We have already mentioned a couple of drawbacks of filing estate litigation: possible loss of family and significant money output. Those might be justifiable if you succeed in the lawsuit. But, what if you lose the case?

No one can guarantee how a lawsuit will be resolved. There are too many variables that could affect the outcome, such as the judge’s personal bias, an unfavorable surprise witness, or your star witness being unavailable. Your attorney can guide the case’s legal aspect, but you must be emotionally and financially prepared for the worst.

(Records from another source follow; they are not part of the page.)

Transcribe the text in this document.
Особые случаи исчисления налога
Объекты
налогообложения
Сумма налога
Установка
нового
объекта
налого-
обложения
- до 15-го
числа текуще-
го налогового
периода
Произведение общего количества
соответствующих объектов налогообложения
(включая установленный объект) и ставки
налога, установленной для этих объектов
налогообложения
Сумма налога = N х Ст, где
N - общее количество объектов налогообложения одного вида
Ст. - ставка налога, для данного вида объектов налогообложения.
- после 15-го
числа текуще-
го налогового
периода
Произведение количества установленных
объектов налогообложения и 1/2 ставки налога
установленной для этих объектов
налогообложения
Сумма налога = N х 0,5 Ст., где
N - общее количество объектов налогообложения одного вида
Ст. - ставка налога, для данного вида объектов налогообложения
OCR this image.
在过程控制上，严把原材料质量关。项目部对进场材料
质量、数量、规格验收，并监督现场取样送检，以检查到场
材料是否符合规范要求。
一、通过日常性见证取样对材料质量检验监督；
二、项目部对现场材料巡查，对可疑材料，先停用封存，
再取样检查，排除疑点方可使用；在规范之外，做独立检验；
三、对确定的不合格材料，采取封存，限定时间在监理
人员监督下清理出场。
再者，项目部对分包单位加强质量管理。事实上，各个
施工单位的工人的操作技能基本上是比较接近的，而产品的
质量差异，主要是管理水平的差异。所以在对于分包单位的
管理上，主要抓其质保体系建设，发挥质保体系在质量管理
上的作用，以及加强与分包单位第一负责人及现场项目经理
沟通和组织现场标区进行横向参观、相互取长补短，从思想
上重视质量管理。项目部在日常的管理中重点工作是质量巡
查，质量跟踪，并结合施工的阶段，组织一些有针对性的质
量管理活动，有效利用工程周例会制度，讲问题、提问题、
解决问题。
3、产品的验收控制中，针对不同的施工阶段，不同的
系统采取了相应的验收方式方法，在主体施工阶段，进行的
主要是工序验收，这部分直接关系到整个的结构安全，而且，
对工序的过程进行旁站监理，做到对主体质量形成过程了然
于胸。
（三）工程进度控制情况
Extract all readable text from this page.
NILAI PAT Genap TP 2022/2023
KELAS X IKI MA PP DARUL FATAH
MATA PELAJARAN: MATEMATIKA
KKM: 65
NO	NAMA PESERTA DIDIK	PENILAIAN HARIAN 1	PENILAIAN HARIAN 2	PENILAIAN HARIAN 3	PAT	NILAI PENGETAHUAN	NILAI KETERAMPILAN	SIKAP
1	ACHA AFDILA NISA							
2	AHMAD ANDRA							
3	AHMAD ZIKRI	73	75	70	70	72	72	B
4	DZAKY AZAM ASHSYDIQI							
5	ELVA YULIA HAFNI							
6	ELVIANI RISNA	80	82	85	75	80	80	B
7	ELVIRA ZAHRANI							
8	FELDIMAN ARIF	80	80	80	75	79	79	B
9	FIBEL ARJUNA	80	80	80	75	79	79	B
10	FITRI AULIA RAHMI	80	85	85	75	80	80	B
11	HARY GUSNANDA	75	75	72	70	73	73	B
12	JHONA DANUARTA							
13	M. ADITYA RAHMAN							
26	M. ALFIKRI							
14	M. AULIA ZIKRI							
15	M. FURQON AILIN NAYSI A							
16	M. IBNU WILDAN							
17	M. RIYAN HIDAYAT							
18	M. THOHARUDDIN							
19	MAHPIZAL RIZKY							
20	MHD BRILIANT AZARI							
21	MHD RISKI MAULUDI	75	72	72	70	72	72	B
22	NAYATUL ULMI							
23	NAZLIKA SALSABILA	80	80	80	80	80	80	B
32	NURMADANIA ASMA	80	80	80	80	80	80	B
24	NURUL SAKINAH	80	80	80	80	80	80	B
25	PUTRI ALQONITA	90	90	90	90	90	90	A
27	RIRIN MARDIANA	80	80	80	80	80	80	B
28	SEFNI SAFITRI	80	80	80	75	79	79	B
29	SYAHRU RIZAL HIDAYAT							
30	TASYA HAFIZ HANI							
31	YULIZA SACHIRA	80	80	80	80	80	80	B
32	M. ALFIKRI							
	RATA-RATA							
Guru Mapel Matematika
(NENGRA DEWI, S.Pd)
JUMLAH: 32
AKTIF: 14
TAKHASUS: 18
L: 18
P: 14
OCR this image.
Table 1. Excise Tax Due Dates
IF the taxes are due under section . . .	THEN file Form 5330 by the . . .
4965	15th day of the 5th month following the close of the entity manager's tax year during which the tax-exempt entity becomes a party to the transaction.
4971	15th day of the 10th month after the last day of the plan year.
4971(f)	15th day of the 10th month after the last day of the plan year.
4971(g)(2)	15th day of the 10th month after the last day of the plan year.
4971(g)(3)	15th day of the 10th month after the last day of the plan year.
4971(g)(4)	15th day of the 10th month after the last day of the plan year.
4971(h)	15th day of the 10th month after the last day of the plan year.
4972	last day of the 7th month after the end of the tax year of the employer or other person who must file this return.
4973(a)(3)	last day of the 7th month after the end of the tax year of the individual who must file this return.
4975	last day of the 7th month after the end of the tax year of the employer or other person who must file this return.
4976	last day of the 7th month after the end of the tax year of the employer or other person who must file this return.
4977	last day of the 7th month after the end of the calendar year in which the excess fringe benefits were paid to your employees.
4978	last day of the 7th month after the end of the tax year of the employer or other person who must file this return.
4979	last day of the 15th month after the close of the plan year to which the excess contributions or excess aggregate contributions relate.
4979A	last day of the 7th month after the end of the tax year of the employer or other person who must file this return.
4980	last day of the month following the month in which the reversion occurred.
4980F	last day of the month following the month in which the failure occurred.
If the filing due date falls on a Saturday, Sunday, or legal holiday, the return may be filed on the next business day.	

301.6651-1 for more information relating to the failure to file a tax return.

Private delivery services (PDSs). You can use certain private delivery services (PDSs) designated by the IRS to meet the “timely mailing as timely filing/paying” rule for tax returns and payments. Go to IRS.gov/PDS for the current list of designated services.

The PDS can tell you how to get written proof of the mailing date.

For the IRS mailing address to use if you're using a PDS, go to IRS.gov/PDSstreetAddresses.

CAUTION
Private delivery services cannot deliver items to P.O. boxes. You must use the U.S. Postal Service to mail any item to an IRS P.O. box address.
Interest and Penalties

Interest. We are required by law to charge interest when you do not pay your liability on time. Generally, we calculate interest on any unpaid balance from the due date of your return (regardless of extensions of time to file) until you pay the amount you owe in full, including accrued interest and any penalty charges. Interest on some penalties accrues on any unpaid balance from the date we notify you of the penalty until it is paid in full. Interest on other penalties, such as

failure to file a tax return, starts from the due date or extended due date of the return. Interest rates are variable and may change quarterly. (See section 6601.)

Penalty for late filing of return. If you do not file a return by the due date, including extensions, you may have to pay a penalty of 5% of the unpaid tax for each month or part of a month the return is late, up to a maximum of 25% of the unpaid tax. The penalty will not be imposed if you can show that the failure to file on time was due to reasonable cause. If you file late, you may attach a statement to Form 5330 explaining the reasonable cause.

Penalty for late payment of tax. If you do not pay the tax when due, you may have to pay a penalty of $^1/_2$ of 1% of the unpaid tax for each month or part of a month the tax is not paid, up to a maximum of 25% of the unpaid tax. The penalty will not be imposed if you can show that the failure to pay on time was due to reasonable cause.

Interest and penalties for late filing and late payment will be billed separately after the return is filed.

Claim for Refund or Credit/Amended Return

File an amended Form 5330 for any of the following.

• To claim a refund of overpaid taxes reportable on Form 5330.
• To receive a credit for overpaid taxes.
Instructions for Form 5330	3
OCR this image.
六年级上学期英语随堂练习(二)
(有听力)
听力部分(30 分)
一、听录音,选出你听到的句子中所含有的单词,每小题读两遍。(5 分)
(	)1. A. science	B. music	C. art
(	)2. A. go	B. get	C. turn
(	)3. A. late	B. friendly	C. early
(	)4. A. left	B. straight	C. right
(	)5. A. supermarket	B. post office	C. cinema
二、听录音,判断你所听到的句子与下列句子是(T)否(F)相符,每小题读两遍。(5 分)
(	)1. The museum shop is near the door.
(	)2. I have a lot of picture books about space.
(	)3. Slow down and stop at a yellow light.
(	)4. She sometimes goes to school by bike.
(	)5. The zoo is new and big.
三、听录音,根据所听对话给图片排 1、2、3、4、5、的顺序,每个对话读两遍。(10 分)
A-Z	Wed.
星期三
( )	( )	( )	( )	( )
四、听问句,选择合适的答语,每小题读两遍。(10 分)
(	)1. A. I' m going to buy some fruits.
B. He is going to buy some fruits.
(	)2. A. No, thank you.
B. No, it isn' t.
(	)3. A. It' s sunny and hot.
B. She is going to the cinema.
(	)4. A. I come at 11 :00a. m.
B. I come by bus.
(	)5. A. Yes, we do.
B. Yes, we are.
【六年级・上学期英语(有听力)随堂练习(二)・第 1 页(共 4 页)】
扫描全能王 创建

5. What are the other options?

Before pursuing any options, litigation or otherwise, have a frank discussion with your attorney about the case’s legal issues. An objective analysis of the pros and cons, coupled with estimated costs and time, is a significant factor in deciding your next move.

Non-litigation options are less costly and may not result in family alienation. Your attorney might negotiate with the attorney for the estate and resolve the dispute. If negotiations are not successful, consider dispute resolution processes such as binding and non-binding mediation. Filing a lawsuit should be the last resort and used only when all other attempts at settlement have failed.

If faced with an inheritance dispute, these five questions, along with your attorney’s guidance, will allow you to make the best decision for your future.